O Ministério Público do Estado do Acre (MPAC) anunciou que irá recorrer da decisão judicial que rejeitou a ida do empresário Tarcísio Araújo da Mota, conhecido como Tarcísio do Som, a júri popular. Ele é investigado pela morte de sua esposa, a cantora Nayara Vilela, que morreu em abril de 2023 em sua residência, em Rio Branco, com um tiro na cabeça.
O caso gerou grande comoção à época, e desde então, o MPAC mantém a tese de que o empresário teve participação omissiva no crime, o que justificaria sua responsabilização por homicídio comissivo por omissão. No entanto, o juiz Alesson Braz, da 2ª Vara do Tribunal do Júri e Auditoria Militar de Rio Branco, entendeu que não havia indícios suficientes para que Tarcísio fosse julgado pelo Tribunal do Júri, que é o órgão competente para crimes dolosos contra a vida.
Na decisão, o magistrado apontou a ausência de provas que indicassem dolo – ou seja, intenção ou aceitação do risco de matar – por parte do réu. Por isso, desclassificou o caso para análise em outro juízo, que pode tratar do tema sob o ponto de vista de eventual omissão ou falha na guarda da arma.
Contudo, o MPAC discorda dessa interpretação. Para o órgão, Tarcísio teria ignorado sinais evidentes da fragilidade emocional de Nayara, que já apresentava histórico de tentativas de suicídio. Além disso, manteve uma arma de fogo acessível dentro da casa, mesmo com o conhecimento do quadro da esposa. Tais elementos, segundo a promotoria, demonstram que ele tinha o dever legal de agir para impedir o desfecho fatal, mas foi negligente.
O Ministério Público defende que Nayara Vilela foi vítima de um contexto de violência de gênero, marcado por negligência e relações de poder que fragilizaram ainda mais sua condição emocional. Por isso, além de recorrer da decisão, o MPAC anunciou que solicitará a aplicação do Protocolo para Julgamento com Perspectiva de Gênero, estabelecido pelo Conselho Nacional de Justiça (CNJ), para que o caso seja analisado à luz da desigualdade estrutural enfrentada por mulheres em relações afetivas abusivas.
A promotoria acredita que o caso se enquadra em uma nova compreensão jurídica que não trata o suicídio isoladamente, mas considera o contexto que pode ter contribuído para a morte.

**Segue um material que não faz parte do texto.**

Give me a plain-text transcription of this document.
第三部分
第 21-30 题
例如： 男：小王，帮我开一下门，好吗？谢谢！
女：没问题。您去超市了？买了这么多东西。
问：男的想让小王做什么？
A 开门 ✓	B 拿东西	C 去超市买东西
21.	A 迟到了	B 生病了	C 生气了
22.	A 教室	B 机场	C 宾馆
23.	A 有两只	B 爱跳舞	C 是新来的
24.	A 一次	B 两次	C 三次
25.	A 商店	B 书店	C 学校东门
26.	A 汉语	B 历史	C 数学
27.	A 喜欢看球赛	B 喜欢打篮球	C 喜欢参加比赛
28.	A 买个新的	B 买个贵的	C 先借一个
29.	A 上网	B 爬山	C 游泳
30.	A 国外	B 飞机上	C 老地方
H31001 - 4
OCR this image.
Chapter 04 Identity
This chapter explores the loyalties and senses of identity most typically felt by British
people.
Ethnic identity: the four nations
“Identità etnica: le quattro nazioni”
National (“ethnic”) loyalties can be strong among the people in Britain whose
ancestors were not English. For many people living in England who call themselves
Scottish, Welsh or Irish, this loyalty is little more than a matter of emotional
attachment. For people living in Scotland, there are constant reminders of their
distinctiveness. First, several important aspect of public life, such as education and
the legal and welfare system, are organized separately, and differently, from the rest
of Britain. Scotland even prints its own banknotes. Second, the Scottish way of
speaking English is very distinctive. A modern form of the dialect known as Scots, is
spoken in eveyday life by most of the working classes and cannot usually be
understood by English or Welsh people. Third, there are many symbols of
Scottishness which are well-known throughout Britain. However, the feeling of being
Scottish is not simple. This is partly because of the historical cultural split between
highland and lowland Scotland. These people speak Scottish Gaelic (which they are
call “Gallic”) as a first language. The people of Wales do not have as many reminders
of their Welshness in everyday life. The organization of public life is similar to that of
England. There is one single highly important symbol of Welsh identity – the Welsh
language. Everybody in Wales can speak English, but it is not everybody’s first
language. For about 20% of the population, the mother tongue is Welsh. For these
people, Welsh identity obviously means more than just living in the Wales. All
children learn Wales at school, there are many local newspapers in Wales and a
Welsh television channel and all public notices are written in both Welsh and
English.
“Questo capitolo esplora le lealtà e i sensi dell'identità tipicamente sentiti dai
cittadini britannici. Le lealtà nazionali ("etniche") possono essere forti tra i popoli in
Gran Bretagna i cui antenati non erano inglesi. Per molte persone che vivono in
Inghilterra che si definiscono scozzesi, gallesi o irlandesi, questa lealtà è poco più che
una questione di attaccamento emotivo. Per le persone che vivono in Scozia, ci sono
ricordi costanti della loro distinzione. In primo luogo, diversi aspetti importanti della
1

Nesse sentido, Tarcísio seria responsável por não ter evitado o ato extremo, mesmo tendo meios e o dever de fazê-lo.
A morte da cantora Nayara Vilela, conhecida no meio artístico acreano e nas redes sociais, ocorreu em abril de 2023. Na ocasião, foi divulgado que ela teria tirado a própria vida, mas o Ministério Público passou a questionar essa versão, pedindo a responsabilização de Tarcísio. Desde então, o processo judicial tem avançado com fases de depoimentos, perícias e manifestações do MPAC e da defesa.
Com a desclassificação feita pelo juiz, o caso será reavaliado por outra instância da Justiça, que poderá apurar a existência de crime culposo (sem intenção) ou mesmo omissão de cautela na guarda da arma. Ainda assim, o MPAC segue convicto da necessidade de julgamento no Tribunal do Júri e irá apresentar recurso nos próximos dias para reverter a decisão.
A defesa de Tarcísio do Som, por sua vez, sustenta que ele não teve qualquer responsabilidade sobre a tragédia e que não havia como prever ou impedir o ocorrido. Alega ainda que ele cooperou com as investigações e que sofre com as acusações injustas que abalam sua imagem e trajetória profissional.
Enquanto o caso segue sem desfecho definitivo, a população acreana acompanha com atenção os desdobramentos de um processo que reacende discussões sobre saúde mental, violência doméstica, porte de armas e responsabilidades legais nas relações afetivas. O desfecho judicial poderá, inclusive, influenciar futuros entendimentos em situações semelhantes.